The Amici Curiae brief was filed by the USCCB, the Oregon Catholic Conference, and The Catholic Health Association of the United States. The case is: State of Oregon v. John Ashcroft.
The brief emphasizes the "ethical distinction made in law and medicine between legitimate treatment of pain and assisting suicide." It supports the Attorney General's conclusion that assisted suicide is not a legitimate medical purpose for use of controlled substances, while pain management is. The groups signing the brief noted that this distinction, and the understanding of assisted suicide as being outside the scope of legitimate medical practice, is consistent with longstanding tenets of the medical profession and past interpretation and enforcement of the Controlled Substances Act.
The brief also explains how recognizing the distinction between treating pain and assisting suicide, and prohibiting the latter, has led to significant improvements in the ability of physicians to care for dying patients, while obliterating the distinction, as the District Court's opinion would do, could have a deleterious impact on pain management and palliative care.
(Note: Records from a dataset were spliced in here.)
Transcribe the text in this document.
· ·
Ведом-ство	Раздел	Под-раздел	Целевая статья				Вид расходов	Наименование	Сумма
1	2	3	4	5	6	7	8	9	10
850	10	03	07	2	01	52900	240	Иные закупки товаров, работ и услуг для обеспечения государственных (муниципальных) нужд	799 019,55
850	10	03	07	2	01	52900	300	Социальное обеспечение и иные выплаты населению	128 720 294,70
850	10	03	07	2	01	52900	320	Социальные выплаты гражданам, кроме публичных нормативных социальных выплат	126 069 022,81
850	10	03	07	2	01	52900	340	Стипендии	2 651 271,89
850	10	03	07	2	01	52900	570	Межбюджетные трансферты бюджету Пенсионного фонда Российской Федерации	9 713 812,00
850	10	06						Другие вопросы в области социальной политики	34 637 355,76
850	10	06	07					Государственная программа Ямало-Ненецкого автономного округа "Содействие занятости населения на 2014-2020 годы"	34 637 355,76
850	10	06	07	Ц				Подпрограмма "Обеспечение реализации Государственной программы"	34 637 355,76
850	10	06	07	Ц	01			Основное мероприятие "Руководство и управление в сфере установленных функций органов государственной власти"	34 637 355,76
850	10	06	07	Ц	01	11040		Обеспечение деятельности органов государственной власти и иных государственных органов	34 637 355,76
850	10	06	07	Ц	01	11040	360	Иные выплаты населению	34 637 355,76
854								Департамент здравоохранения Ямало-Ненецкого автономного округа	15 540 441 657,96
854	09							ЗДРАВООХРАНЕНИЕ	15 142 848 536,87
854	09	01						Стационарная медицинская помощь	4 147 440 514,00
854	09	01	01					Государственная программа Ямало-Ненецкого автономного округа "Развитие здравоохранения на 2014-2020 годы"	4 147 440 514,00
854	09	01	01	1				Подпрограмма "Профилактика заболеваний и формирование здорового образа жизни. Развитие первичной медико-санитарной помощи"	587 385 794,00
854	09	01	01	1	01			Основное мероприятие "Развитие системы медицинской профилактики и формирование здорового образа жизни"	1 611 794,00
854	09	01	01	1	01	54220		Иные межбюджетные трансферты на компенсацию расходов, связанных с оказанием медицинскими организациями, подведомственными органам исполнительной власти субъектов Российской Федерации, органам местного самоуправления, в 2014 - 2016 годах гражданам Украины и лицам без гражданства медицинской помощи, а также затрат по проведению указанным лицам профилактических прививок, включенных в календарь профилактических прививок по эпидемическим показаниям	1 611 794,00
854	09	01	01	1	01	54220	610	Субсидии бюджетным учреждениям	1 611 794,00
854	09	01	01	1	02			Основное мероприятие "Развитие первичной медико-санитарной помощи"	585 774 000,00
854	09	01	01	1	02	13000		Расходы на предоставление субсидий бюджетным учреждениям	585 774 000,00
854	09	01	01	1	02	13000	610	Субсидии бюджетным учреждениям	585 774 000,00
"Medicine by its very definition aims to prevent illness, to heal, and to alleviate pain," the brief says. "Taking a human life accomplishes none of these objectives. To say that it does creates an inherent contradiction, like saying that the legitimate practice of law includes helping clients break the law. The analogy is apt because helping to kill is precisely the opposite of what medicine is and does...Allowing intentional lethal acts will not make it easier for patients to obtain the medical care they need, but will only impede their ability to obtain such care. What virtually every state regards as a crime, indeed as a form of homicide, does not become 'medicine' simply because the perpetrator is a doctor, the patient is terminally ill, or one state has decided to rescind its own criminal penalties for the act."
The fundamental distinction between assisting suicide and relieving pain is recognized in several ways by federal law, according to the brief. For example, under the Assisted Suicide Funding Restriction Act of 1997 (ASFRA), federal funds may not be used to pay for items and services the purpose of which is to cause or assist in causing the suicide of any individual:
"By its express terms, nothing in ASFRA applies to or imposes any limitation on 'the use of an item...or service furnished for the purpose of alleviating pain or discomfort, even if such use may increase the risk of death, so long as such item or service is not also furnished for the purpose of causing, or the purpose of assisting in causing, death, for any reason.'"
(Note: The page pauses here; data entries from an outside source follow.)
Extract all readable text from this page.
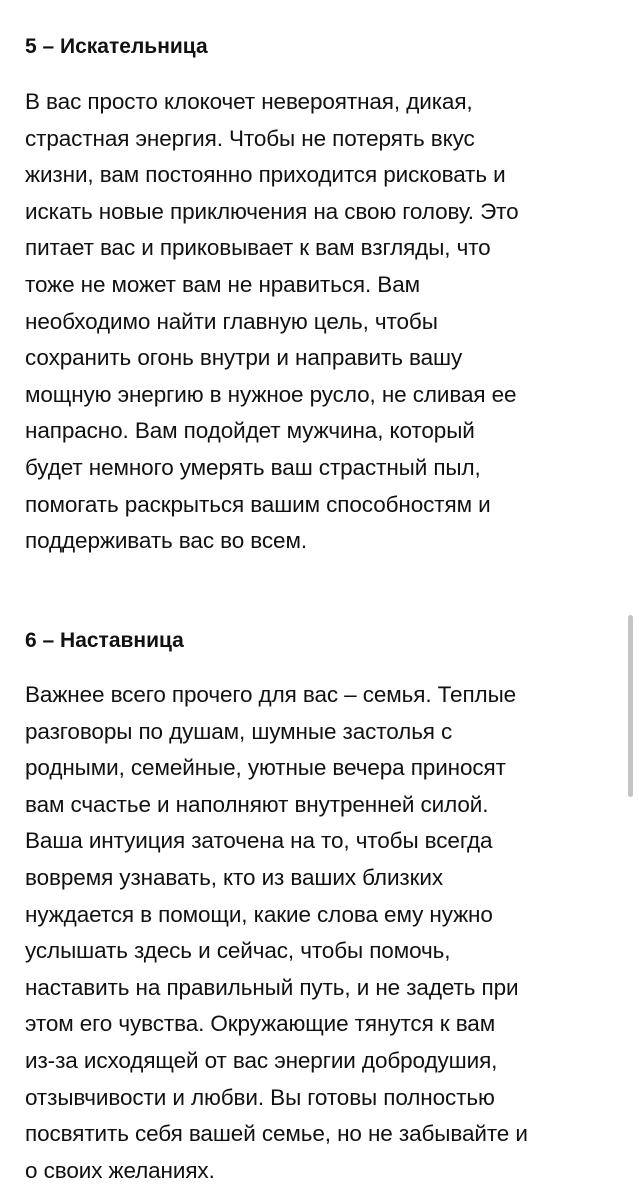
5 – Искательница
В вас просто клокочет невероятная, дикая,
страстная энергия. Чтобы не потерять вкус
жизни, вам постоянно приходится рисковать и
искать новые приключения на свою голову. Это
питает вас и приковывает к вам взгляды, что
тоже не может вам не нравиться. Вам
необходимо найти главную цель, чтобы
сохранить огонь внутри и направить вашу
мощную энергию в нужное русло, не сливая ее
напрасно. Вам подойдет мужчина, который
будет немного умерять ваш страстный пыл,
помогать раскрыться вашим способностям и
поддерживать вас во всем.
6 – Наставница
Важнее всего прочего для вас – семья. Теплые
разговоры по душам, шумные застолья с
родными, семейные, уютные вечера приносят
вам счастье и наполняют внутренней силой.
Ваша интуиция заточена на то, чтобы всегда
вовремя узнавать, кто из ваших близких
нуждается в помощи, какие слова ему нужно
услышать здесь и сейчас, чтобы помочь,
наставить на правильный путь, и не задеть при
этом его чувства. Окружающие тянутся к вам
из-за исходящей от вас энергии добродушия,
отзывчивости и любви. Вы готовы полностью
посвятить себя вашей семье, но не забывайте и
о своих желаниях.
The brief also noted that the American Medical Association has declared its support for ASFRA, saying "The power to assist in intentionally taking the life of a patient is antithetical to the central mission of healing that guides physicians. The AMA continues to stand by its ethical principle that physician-assisted suicide is fundamentally incompatible with the physician's role as healer and that physicians must instead aggressively respond to the needs of patients at the end of life."
"Thus, since 1997, with the support of organizations representing the medical profession, all federal health programs, including those administered by the Department of Health and Human Services, have included pain management in the scope of legitimate medical procedures while explicitly excluding assisted suicide from that scope," the brief declared. "The construction given to the Controlled Substances Act must be consistent with this legislative directive absent some clear language of exception."
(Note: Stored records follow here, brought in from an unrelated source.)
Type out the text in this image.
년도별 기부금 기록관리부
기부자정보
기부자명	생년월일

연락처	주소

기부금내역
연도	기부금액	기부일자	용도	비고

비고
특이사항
The brief says that enforcing the difference between palliative care and assisted suicide has led to improvements in patient care, while blurring the distinction, as proponents of assisted suicide have frequently done, threatens patient care. It cites evidence that "when the distinction between palliative care and assisted suicide is maintained in ethics and law, and the latter is prohibited, patient care improves. Conversely, there is evidence that when the distinction is blurred, as in the Netherlands and Oregon, patients and patient care suffer."
"The Attorney General was correct in finding that assisted suicide is not a legitimate medical practice under the Controlled Substances Act, and in clearly distinguishing this practice from the use of controlled substances to manage pain," the brief asserts. "Accordingly, the decision of the District Court should be reversed and the injunction vacated."